Der kommerzielle Dienst sollte gegenüber dem offenen Dienst einen Mehrwert bieten, damit er die Entwicklung beruflichen und gewerblichen Zwecken dienender Anwendungen erlaubt, dadurch der größtmöglichen Anzahl von Nutzern zur Verfügung steht und eine kommerzielle Verschlüsselung umfasst. Die Verwendung von EU-Verschlusssachen (EU-VS) durch den Erbringer des kommerziellen Dienstes oder den Endnutzer ist dabei weder für den offenen Dienst noch für den kommerziellen Dienst vorgesehen. Sollte eine derartige Verwendung jedoch erforderlich werden, müsste darüber nach Maßgabe der in Artikel 17 Buchstabe a der Verordnung (EU) Nr. 1285/2013 genannten Sicherheitsvorschriften und insbesondere anhand einer Analyse der Sicherheitsrisiken sowie unter voller Berücksichtigung der Stellungnahmen der Experten aus den Mitgliedstaaten entschieden werden. Auch eine Kosten-Nutzen-Analyse sollte in diese Entscheidung einfließen.

(10)

Die Spezifikationen, die Gegenstand dieses Beschlusses sind, entsprechen den international festgelegten Vorschriften für Satellitennavigation, insbesondere den von der Internationalen Fernmeldeunion (ITU) ausgearbeiteten Normen, sowie dem am 26. Juni 2004 zwischen der Europäischen Union und ihren Mitgliedstaaten einerseits und den Vereinigten Staaten von Amerika andererseits geschlossenen Abkommen über die Förderung, Bereitstellung und Nutzung der Satellitennavigationssysteme Galileo und GPS und der mit ihnen verbundenen Anwendungen.

(11)

Es ist daher angezeigt, die technischen und operativen Spezifikationen festzulegen, damit der kommerzielle, von dem System, das im Rahmen des Programms Galileo errichtet wurde, erbrachte Dienst, die in Artikel 2 Absatz 4 Buchstabe c der Verordnung (EU) Nr. 1285/2013 genannte Aufgabe erfüllen kann, wobei der Beschluss 2014/496/GASP des Rates (2) im Übrigen uneingeschränkt anwendbar bleibt.

(12)

Die Maßnahmen dieses Beschlusses stehen im Einklang mit der Stellungnahme des gemäß Artikel 36 Absatz 1 der Verordnung (EU) Nr. 1285/2013 eingesetzten Ausschusses —

BESCHLIESST:

Artikel 1

Die technischen und operativen Spezifikationen, durch die es ermöglicht wird, dass der kommerzielle, von dem System, das im Rahmen dem Programms Galileo errichtet wurde, erbrachte Dienst die in Artikel 2 Absatz 4 Buchstabe c der Verordnung (EU) Nr. 1285/2013 des Europäischen Parlaments und des Rates genannte Aufgabe erfüllen kann, werden im Anhang festgelegt.

Artikel 2

Dieser Beschluss tritt am zwanzigsten Tag nach seiner Veröffentlichung im Amtsblatt der Europäischen Union in Kraft.

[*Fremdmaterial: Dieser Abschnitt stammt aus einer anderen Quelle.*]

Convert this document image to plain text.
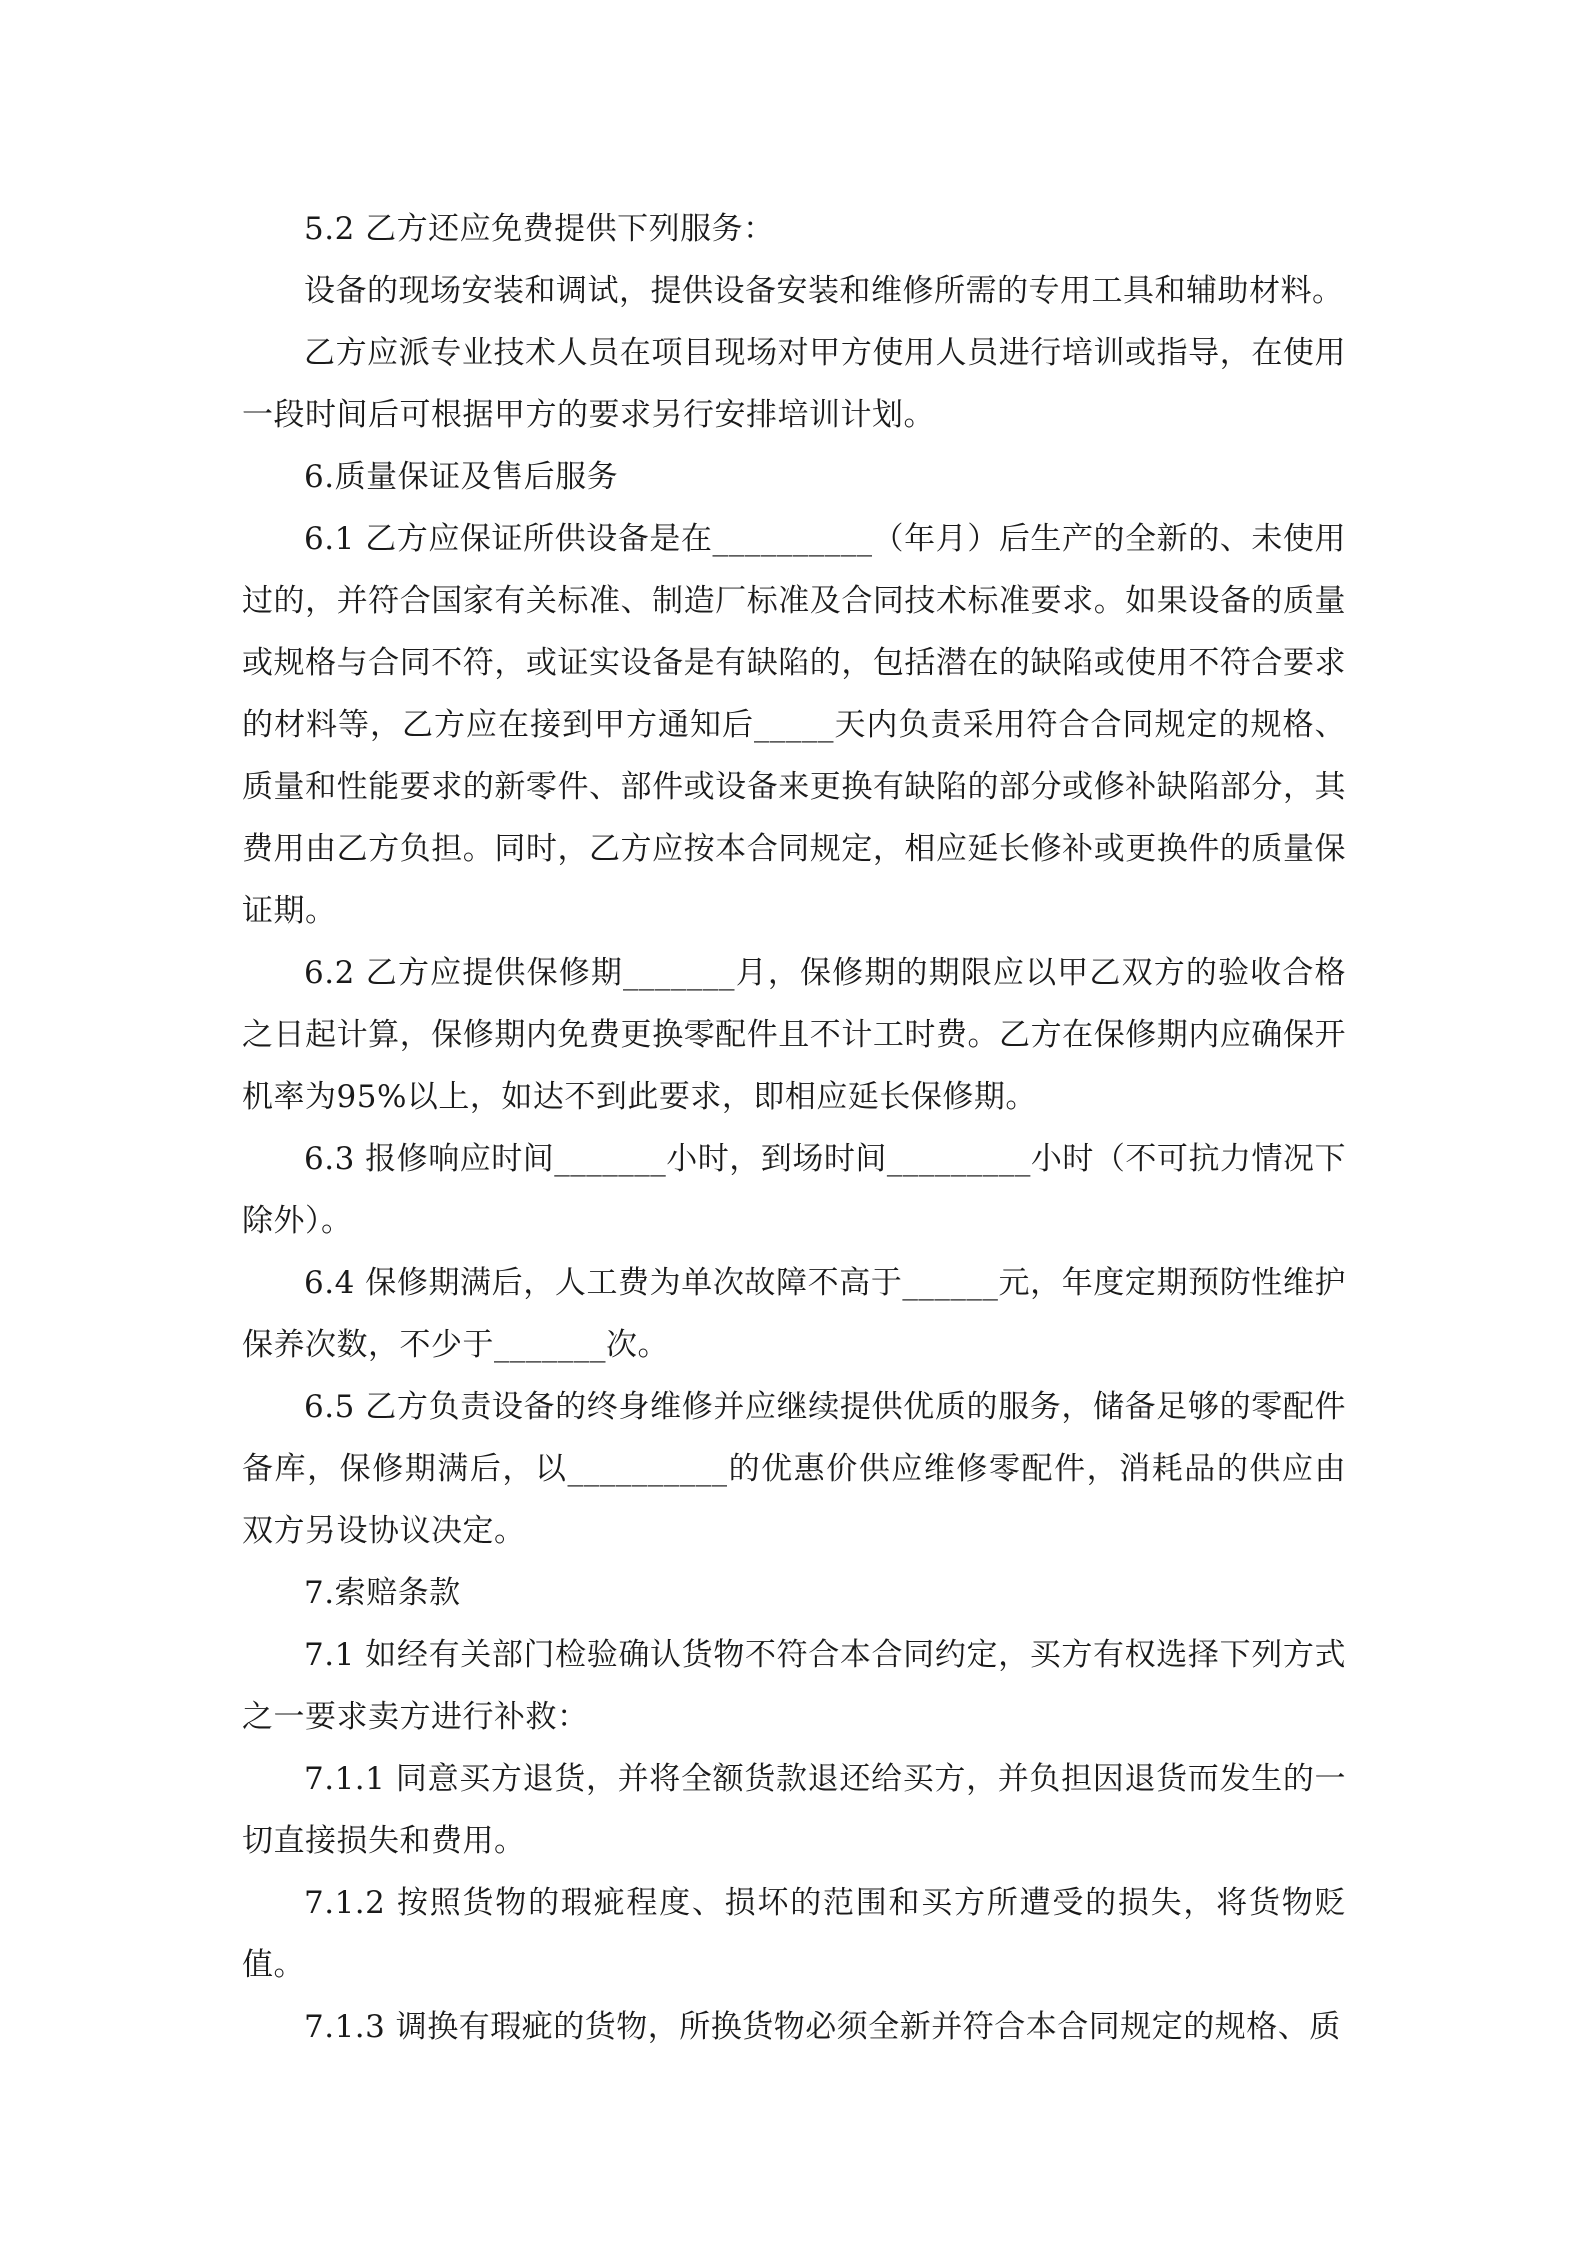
5.2 乙方还应免费提供下列服务：

设备的现场安装和调试，提供设备安装和维修所需的专用工具和辅助材料。

乙方应派专业技术人员在项目现场对甲方使用人员进行培训或指导，在使用一段时间后可根据甲方的要求另行安排培训计划。

6.质量保证及售后服务

6.1 乙方应保证所供设备是在__________（年月）后生产的全新的、未使用过的，并符合国家有关标准、制造厂标准及合同技术标准要求。如果设备的质量或规格与合同不符，或证实设备是有缺陷的，包括潜在的缺陷或使用不符合要求的材料等，乙方应在接到甲方通知后_____天内负责采用符合合同规定的规格、质量和性能要求的新零件、部件或设备来更换有缺陷的部分或修补缺陷部分，其费用由乙方负担。同时，乙方应按本合同规定，相应延长修补或更换件的质量保证期。

6.2 乙方应提供保修期_______月，保修期的期限应以甲乙双方的验收合格之日起计算，保修期内免费更换零配件且不计工时费。乙方在保修期内应确保开机率为95%以上，如达不到此要求，即相应延长保修期。

6.3 报修响应时间_______小时，到场时间_________小时（不可抗力情况下除外）。

6.4 保修期满后，人工费为单次故障不高于______元，年度定期预防性维护保养次数，不少于_______次。

6.5 乙方负责设备的终身维修并应继续提供优质的服务，储备足够的零配件备库，保修期满后，以__________的优惠价供应维修零配件，消耗品的供应由双方另设协议决定。

7.索赔条款

7.1 如经有关部门检验确认货物不符合本合同约定，买方有权选择下列方式之一要求卖方进行补救：

7.1.1 同意买方退货，并将全额货款退还给买方，并负担因退货而发生的一切直接损失和费用。

7.1.2 按照货物的瑕疵程度、损坏的范围和买方所遭受的损失，将货物贬值。

7.1.3 调换有瑕疵的货物，所换货物必须全新并符合本合同规定的规格、质
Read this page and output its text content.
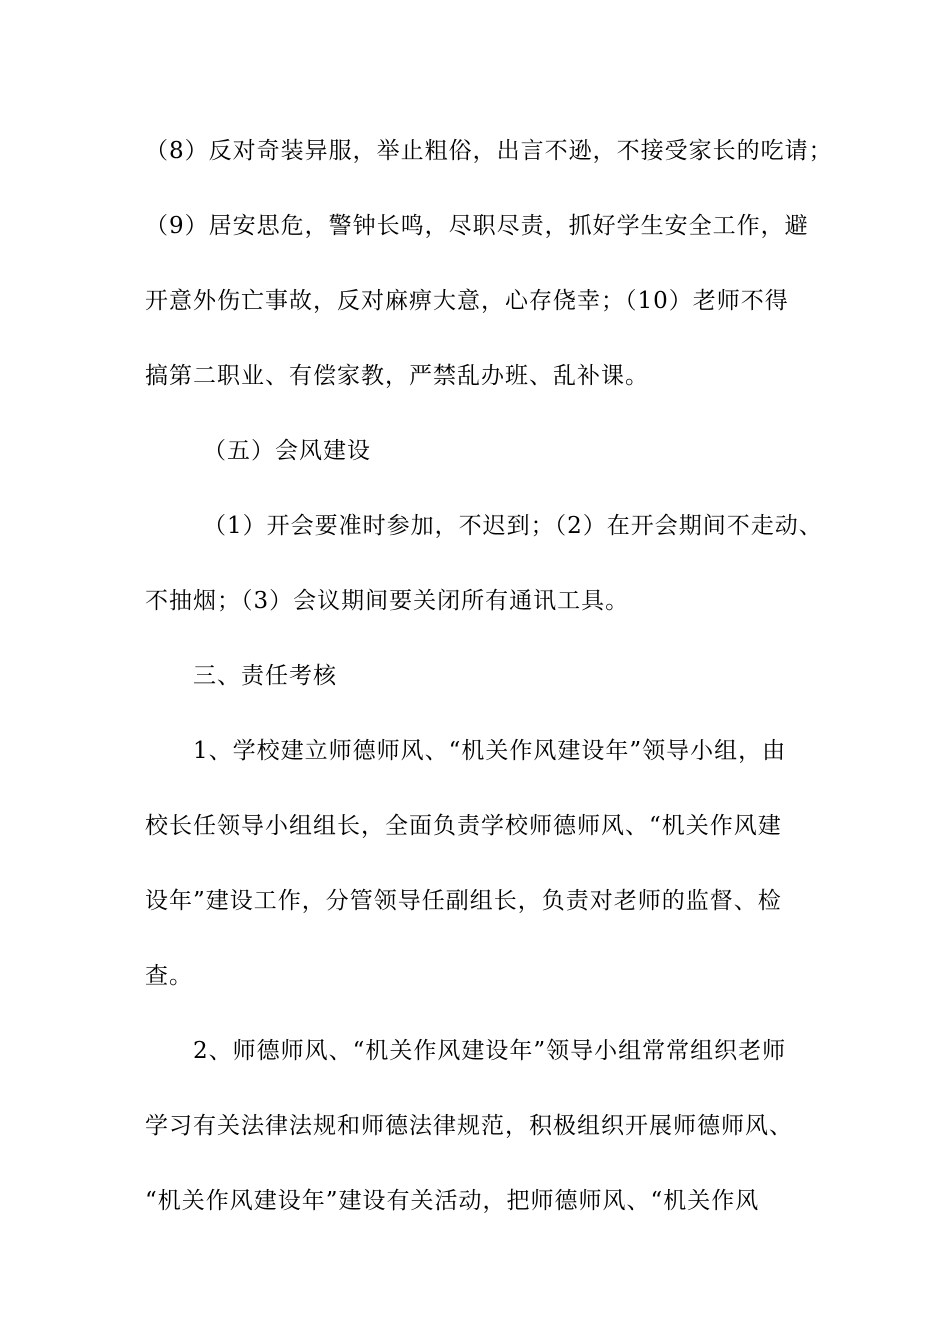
（8）反对奇装异服，举止粗俗，出言不逊，不接受家长的吃请；
（9）居安思危，警钟长鸣，尽职尽责，抓好学生安全工作，避
开意外伤亡事故，反对麻痹大意，心存侥幸；（10）老师不得
搞第二职业、有偿家教，严禁乱办班、乱补课。
（五）会风建设
（1）开会要准时参加，不迟到；（2）在开会期间不走动、
不抽烟；（3）会议期间要关闭所有通讯工具。
三、责任考核
1、学校建立师德师风、“机关作风建设年”领导小组，由
校长任领导小组组长，全面负责学校师德师风、“机关作风建
设年”建设工作，分管领导任副组长，负责对老师的监督、检
查。
2、师德师风、“机关作风建设年”领导小组常常组织老师
学习有关法律法规和师德法律规范，积极组织开展师德师风、
“机关作风建设年”建设有关活动，把师德师风、“机关作风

Brüssel, den 8. Februar 2017

Für die Kommission

Der Präsident

Jean-Claude JUNCKER


(1)  ABl. L 347 vom 20.12.2013, S. 1.

(2)  Beschluss 2014/496/GASP des Rates vom 22. Juli 2014 betreffend die Gesichtspunkte der Einführung, des Betriebs und der Nutzung des europäischen Globalen Satellitennavigationssystems, die die Sicherheit der Europäischen Union berühren, und zur Aufhebung der Gemeinsamen Aktion 2004/552/GASP (ABl. L 219 vom 25.7.2014, S. 53).


ANHANG

Technische und operative Spezifikationen, durch die es ermöglicht wird, dass der kommerzielle, von dem System, das im Rahmen des Programms Galileo errichtet wurde, erbrachte Dienst die in Artikel 2 Absatz 4 Buchstabe c der Verordnung (EU) Nr. 1285/2013 des Europäischen Parlaments und des Rates genannte Aufgabe erfüllen kann

Der kommerzielle Dienst (im Folgenden „KD“) umfasst zwei bedeutende Verbesserungen gegenüber dem offenen Dienst (im Folgenden „OD“): eine höhere Präzision der Positionsbestimmung (im Folgenden „KD-Hochpräzision“) und eine bessere Authentifizierungsfunktion (im Folgenden „KD-Authentifizierung“), die den Nutzern unabhängig voneinander zur Verfügung gestellt werden können. Die entsprechenden technischen und operativen Spezifikationen sind der folgenden Tabelle zu entnehmen.

 

KD-Hochpräzision

KD-Authentifizierung

Dem OD und KD gemeinsame Spezifikationen: Authentifizierung der Positionsbestimmungsinformationen

Dem KD vorbehaltene Spezifikationen: Authentifizierung durch verschlüsselte Codes

Allgemeine Spezifikationen

Bereitstellung von Hochpräzisionsdaten, sodass der Fehler bei der Positionsbestimmung auf unter einen Dezimeter bei Verwendung unter Nennbedingungen verringert wird

Bereitstellung in den Signalen enthaltener Authentifzierungsdaten für die Positionsbestimmungsinformationen des OD

Signalauthentifizierung durch Zugang zu in den Signalen enthaltenen, verschlüsselten Codes

Verwendete Signalkomponenten

E6, Komponente E6-B für die Bereitstellung der Hochpräzisionsdaten

E1, Komponente E1-B für die Daten zur Authentifizierung der Positionsbestimmungsinformationen

E6, Komponente E6-B für die Daten zum Zugang zu den verschlüsselten Codes und Komponente E6-C (Pilot)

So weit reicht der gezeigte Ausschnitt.